In the modern world, nothing in music is more tragicomic than the subject of double-reed instruments like the oboe and bassoon. If you're an oboist or bassoonist in a high-school band, you buy ready-made reeds. Otherwise, you make your own from scratch, using expensive aged cane from particular terroirs, preferably in southern France. Cutting and trimming and binding and shaving reeds consumes a good deal of your days, while other musicians are practicing and regular people are having fun or making love. If you play the oboe seriously, much of your free time is spent making reeds, not love. Besides being ridiculously fragile, reeds are also sensitive to humidity, which on a soggy night can turn an orchestral woodwind section into a squawkfest.

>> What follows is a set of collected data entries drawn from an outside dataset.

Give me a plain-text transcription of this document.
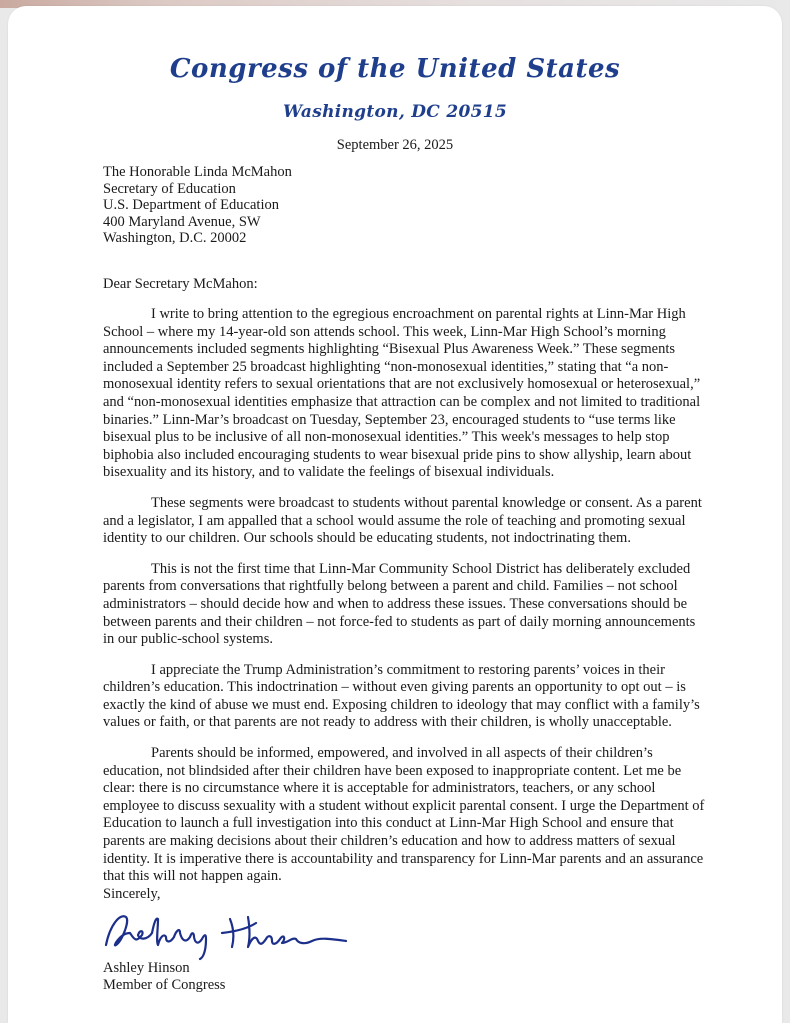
Congress of the United States
Washington, DC 20515
September 26, 2025
The Honorable Linda McMahon
Secretary of Education
U.S. Department of Education
400 Maryland Avenue, SW
Washington, D.C. 20002
Dear Secretary McMahon:

I write to bring attention to the egregious encroachment on parental rights at Linn-Mar High School – where my 14-year-old son attends school. This week, Linn-Mar High School’s morning announcements included segments highlighting “Bisexual Plus Awareness Week.” These segments included a September 25 broadcast highlighting “non-monosexual identities,” stating that “a non-monosexual identity refers to sexual orientations that are not exclusively homosexual or heterosexual,” and “non-monosexual identities emphasize that attraction can be complex and not limited to traditional binaries.” Linn-Mar’s broadcast on Tuesday, September 23, encouraged students to “use terms like bisexual plus to be inclusive of all non-monosexual identities.” This week's messages to help stop biphobia also included encouraging students to wear bisexual pride pins to show allyship, learn about bisexuality and its history, and to validate the feelings of bisexual individuals.

These segments were broadcast to students without parental knowledge or consent. As a parent and a legislator, I am appalled that a school would assume the role of teaching and promoting sexual identity to our children. Our schools should be educating students, not indoctrinating them.

This is not the first time that Linn-Mar Community School District has deliberately excluded parents from conversations that rightfully belong between a parent and child. Families – not school administrators – should decide how and when to address these issues. These conversations should be between parents and their children – not force-fed to students as part of daily morning announcements in our public-school systems.

I appreciate the Trump Administration’s commitment to restoring parents’ voices in their children’s education. This indoctrination – without even giving parents an opportunity to opt out – is exactly the kind of abuse we must end. Exposing children to ideology that may conflict with a family’s values or faith, or that parents are not ready to address with their children, is wholly unacceptable.

Parents should be informed, empowered, and involved in all aspects of their children’s education, not blindsided after their children have been exposed to inappropriate content. Let me be clear: there is no circumstance where it is acceptable for administrators, teachers, or any school employee to discuss sexuality with a student without explicit parental consent. I urge the Department of Education to launch a full investigation into this conduct at Linn-Mar High School and ensure that parents are making decisions about their children’s education and how to address matters of sexual identity. It is imperative there is accountability and transparency for Linn-Mar parents and an assurance that this will not happen again.

Sincerely,
Ashley Hinson
Member of Congress
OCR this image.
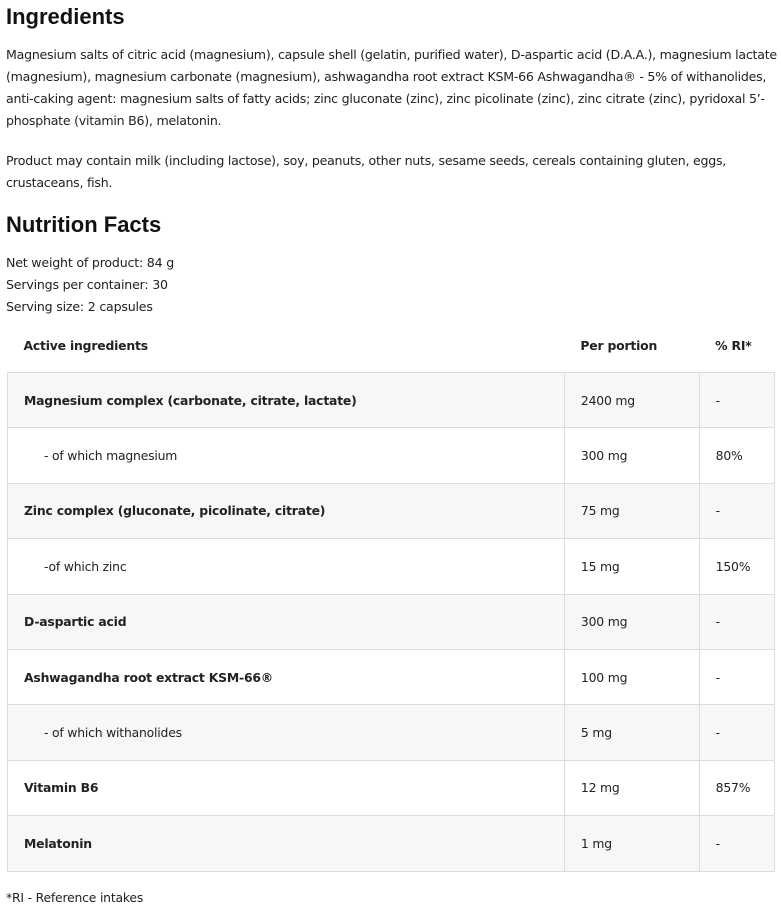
Ingredients

Magnesium salts of citric acid (magnesium), capsule shell (gelatin, purified water), D-aspartic acid (D.A.A.), magnesium lactate

(magnesium), magnesium carbonate (magnesium), ashwagandha root extract KSM-66 Ashwagandha® - 5% of withanolides,

anti-caking agent: magnesium salts of fatty acids; zinc gluconate (zinc), zinc picolinate (zinc), zinc citrate (zinc), pyridoxal 5’-

phosphate (vitamin B6), melatonin.

Product may contain milk (including lactose), soy, peanuts, other nuts, sesame seeds, cereals containing gluten, eggs,

crustaceans, fish.

Nutrition Facts
Net weight of product: 84 g
Servings per container: 30
Serving size: 2 capsules
Active ingredients	Per portion	% RI*
Magnesium complex (carbonate, citrate, lactate)	2400 mg	-
- of which magnesium	300 mg	80%
Zinc complex (gluconate, picolinate, citrate)	75 mg	-
-of which zinc	15 mg	150%
D-aspartic acid	300 mg	-
Ashwagandha root extract KSM-66®	100 mg	-
- of which withanolides	5 mg	-
Vitamin B6	12 mg	857%
Melatonin	1 mg	-
*RI - Reference intakes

A professional oboist will tell you more than you need to know about what constitutes a Mozart reed, a Mahler reed, a Stravinsky reed, and so on. If he plays in a pops orchestra, there's probably a Lennon/McCartney reed. If he wants to show you his reed knife, which is razor sharp, you should keep an eye on the exit. Reed making and the pressure on the brain that comes from blowing into an oboe can do unpredictable things to a person.

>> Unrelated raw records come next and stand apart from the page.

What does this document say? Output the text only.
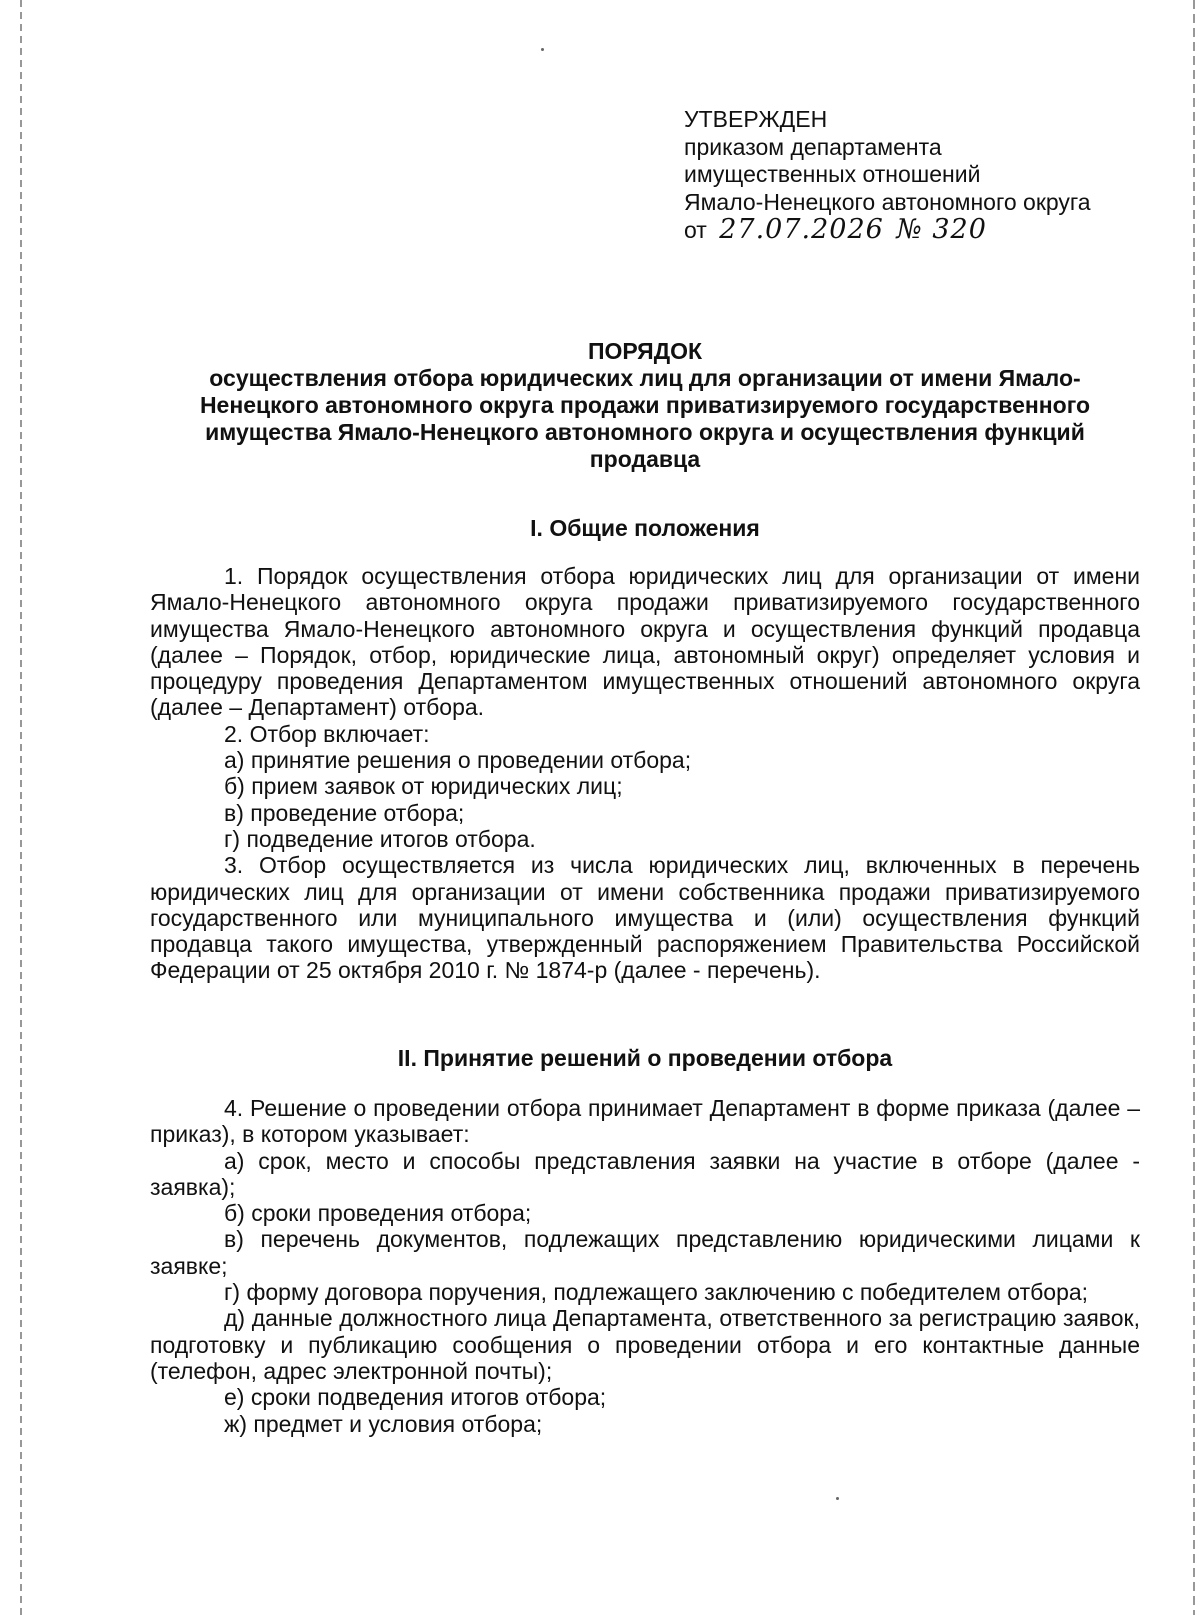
УТВЕРЖДЕН
приказом департамента
имущественных отношений
Ямало-Ненецкого автономного округа
от 27.07.2026 № 320
ПОРЯДОК
осуществления отбора юридических лиц для организации от имени Ямало-Ненецкого автономного округа продажи приватизируемого государственного имущества Ямало-Ненецкого автономного округа и осуществления функций продавца
I. Общие положения
1. Порядок осуществления отбора юридических лиц для организации от имени Ямало-Ненецкого автономного округа продажи приватизируемого государственного имущества Ямало-Ненецкого автономного округа и осуществления функций продавца (далее – Порядок, отбор, юридические лица, автономный округ) определяет условия и процедуру проведения Департаментом имущественных отношений автономного округа (далее – Департамент) отбора.
2. Отбор включает:
а) принятие решения о проведении отбора;
б) прием заявок от юридических лиц;
в) проведение отбора;
г) подведение итогов отбора.
3. Отбор осуществляется из числа юридических лиц, включенных в перечень юридических лиц для организации от имени собственника продажи приватизируемого государственного или муниципального имущества и (или) осуществления функций продавца такого имущества, утвержденный распоряжением Правительства Российской Федерации от 25 октября 2010 г. № 1874-р (далее - перечень).
II. Принятие решений о проведении отбора
4. Решение о проведении отбора принимает Департамент в форме приказа (далее – приказ), в котором указывает:
а) срок, место и способы представления заявки на участие в отборе (далее - заявка);
б) сроки проведения отбора;
в) перечень документов, подлежащих представлению юридическими лицами к заявке;
г) форму договора поручения, подлежащего заключению с победителем отбора;
д) данные должностного лица Департамента, ответственного за регистрацию заявок, подготовку и публикацию сообщения о проведении отбора и его контактные данные (телефон, адрес электронной почты);
е) сроки подведения итогов отбора;
ж) предмет и условия отбора;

Actually, every instrument does you harm in one way or another, physically and mentally. Violinists and violists have a permanent bruise under their chins from the chin rest; clarinetists have receding jaws; piccolo players tend to be hard of hearing (likewise any orchestral players sitting in front of the brass or percussion sections). And whether they started that way or got that way en route, a certain percentage of drummers are simply nuts. Which is all to say that acoustic instruments are living things, as we say of wines, violas, lutes, and mridangams, and living things are always messing with you, though they can also be quite lovely some of the time.